Tuesday August 28, 2012

Editor's note: In the first of a two-part series, the Transcript takes a look at the experiences of several people who were residents of The Spruces Mobile Home Park when Tropical Storm Irene hit, but who did not return to live at the park afterward. On Wednesday, we hear from residents who returned to the park after the storm.

WILLIAMSTOWN -- Aug. 28, 2011, was the second time Wayne Sr. and Bonnie Andrews lost everything.

The former Spruces Mobile Home Park residents were living in South Florida when Hurricane Andrew struck the state on Aug. 24, 1992.

"It was like reliving it again," Bonnie Andrews said last week of when Tropical Storm Irene flooded the park, destroying their Bachand Avenue home. "Most everything we went through with Irene, we had experienced with Andrew."

After Hurricane Andrew, the couple rebuilt, and in total, spent 20 years living in Florida before moving to The Spruces in 2008.

"We were getting older and decided we wanted to be near family," Andrews said.

The past year has been rough for her and her husband, as they try to rebuild their lives for a second time, she said.

"If it hadn't been for my daughter, son-in-law, granddaughter and her fiancé, I would not have been able to get through this," she said.

One way Andrews has coped with the upheaval and uncertainly is to help Higher Ground, a local nonprofit formed to help residents displaced by Irene, keep track


Advertisement

of Spruces residents who no longer live in the park.

"If I see somebody I know from the park who we have lost contact with, I get their address and give it to Robin [Lenz]," Andrews said.

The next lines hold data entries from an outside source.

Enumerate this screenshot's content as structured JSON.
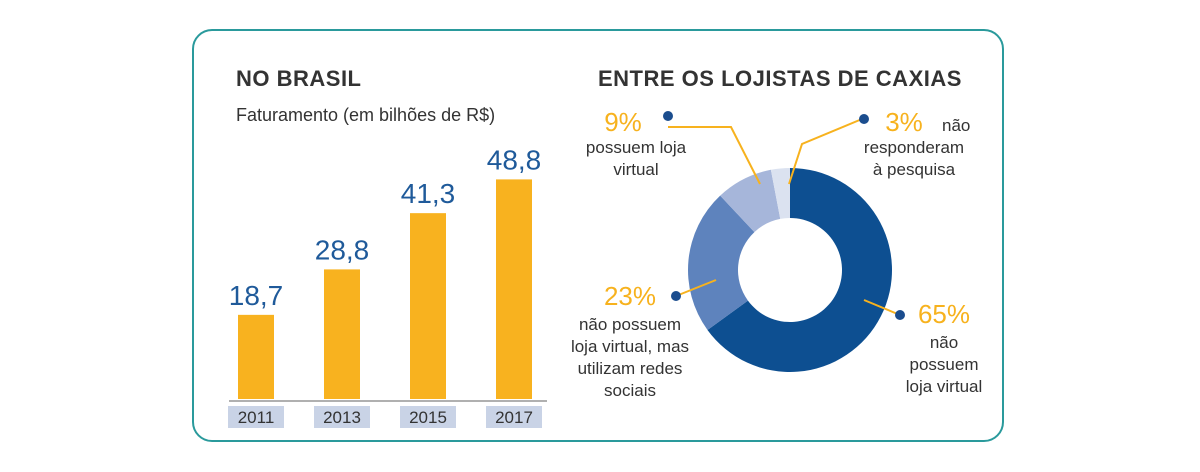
{
  "colors": {
    "bar": "#f8b21f",
    "value_text": "#1f5a9a",
    "year_box": "#c9d3e6",
    "accent_text": "#f7b21e",
    "leader": "#f7b21e",
    "dot": "#1b4d8e",
    "border": "#2a9a9c"
  },
  "chart_data": [
    {
      "type": "bar",
      "title": "NO BRASIL",
      "subtitle": "Faturamento (em bilhões de R$)",
      "categories": [
        "2011",
        "2013",
        "2015",
        "2017"
      ],
      "values": [
        18.7,
        28.8,
        41.3,
        48.8
      ],
      "value_labels": [
        "18,7",
        "28,8",
        "41,3",
        "48,8"
      ],
      "ylim": [
        0,
        50
      ],
      "xlabel": "",
      "ylabel": ""
    },
    {
      "type": "pie",
      "title": "ENTRE OS LOJISTAS DE CAXIAS",
      "donut": true,
      "slices": [
        {
          "value": 65,
          "pct_label": "65%",
          "desc": [
            "não",
            "possuem",
            "loja virtual"
          ],
          "color": "#0d4f91"
        },
        {
          "value": 23,
          "pct_label": "23%",
          "desc": [
            "não possuem",
            "loja virtual, mas",
            "utilizam redes",
            "sociais"
          ],
          "color": "#5e83bd"
        },
        {
          "value": 9,
          "pct_label": "9%",
          "desc": [
            "possuem loja",
            "virtual"
          ],
          "color": "#a6b6da"
        },
        {
          "value": 3,
          "pct_label": "3%",
          "desc_first": "não",
          "desc": [
            "responderam",
            "à pesquisa"
          ],
          "color": "#dbe2f0"
        }
      ]
    }
  ]
}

Andrews and her husband have since moved into Wheel Estates, a mobile home park in North Adams, but they miss their old home, their friends from The Spruces, and the park's community.

"There are four or five of us from The Spruces up here at Wheel Estates, but the park as a whole is still a different generation," Andrews said.

Given the opportunity, she would like to move back to The Spruces, either at its current location, or if the community is rebuilt somewhere else in town, she said.

* * *

In the weeks following Tropical Storm Irene, Ruth Witherell remembers being angry at her husband.

The couple had just had their lives turned upside down, loosing their Nutmeg Lane home and many of their possessions to floodwaters caused by the storm.

"I just couldn't fathom that this was happening to me," Witherell said last week. "I was so mad at Jim even though he wasn't there. I was mad that he wasn't there to help get me through it."

James "Jim" Witherell had died in July 2009.

Ruth Witherell moved into Lake Onoto Village, a mobile home park in Pittsfield, in the fall, but it wasn't the same as The Spruces, she said.

"I'm here, but I'd like to be back at The Spruces," she said. "I miss the community and my friends."

Coping with everyday life has been difficult, and she has cried a lot since the storm, she said.

She has also been doing a lot of traveling between Pittsfield and Williamstown to visit with friends and attend the White Oaks Congregational Church on Sundays, she said.

"A lot of people from The Spruces belong to the church. All winter I drove up there to attend the services and have coffee afterward. It has been a way to stay in touch with friends and former neighbors," she said.

* * *

For the seven years Arthur Smith lived in The Spruces, he would ride his bicycle 10 miles each day around the park. He had clocked 7,760 miles on the one-speed bike before it drowned in Tropical Storm Irene.

"The only thing I lost on the bike was the speedometer. I eventually bought a new one and set it to 7,760 miles," he said.

Smith, 83, still rides his bike around The Spruces, but only when he visits the park. He and his wife, Mary, now live on Union Street in North Adams.

"We had to start from scratch. We knew we couldn't go back, and the only other choice was to relocate," Smith, who lived on Riverside Drive, said last week.

With the $30,000 he received from the Federal Emergency Management Agency, and money he had in his savings account, he bought a two-family house in October 2011 and went to work having it fixed up, he said.

"The house was in terrible shape. It had been vacant for four years, and had been vandalized. We've done a lot of work on it, and I think it looks very presentable," he said.

While Arthur and his wife live downstairs, his sister, Patricia, who was also a resident of The Spruces, lives in the upstairs apartment.

Smith said that a year later, he is still cleaning mud off of furniture and appliances that were inside his home at the time of the flood. He also lost about one-fourth of his collection of 4,000 vinyl records.

"I've done a lot of worrying over the past year," he said. "The uncertainty you feel after something like this of not knowing where to go, it's a big thing that a lot of people don't realize."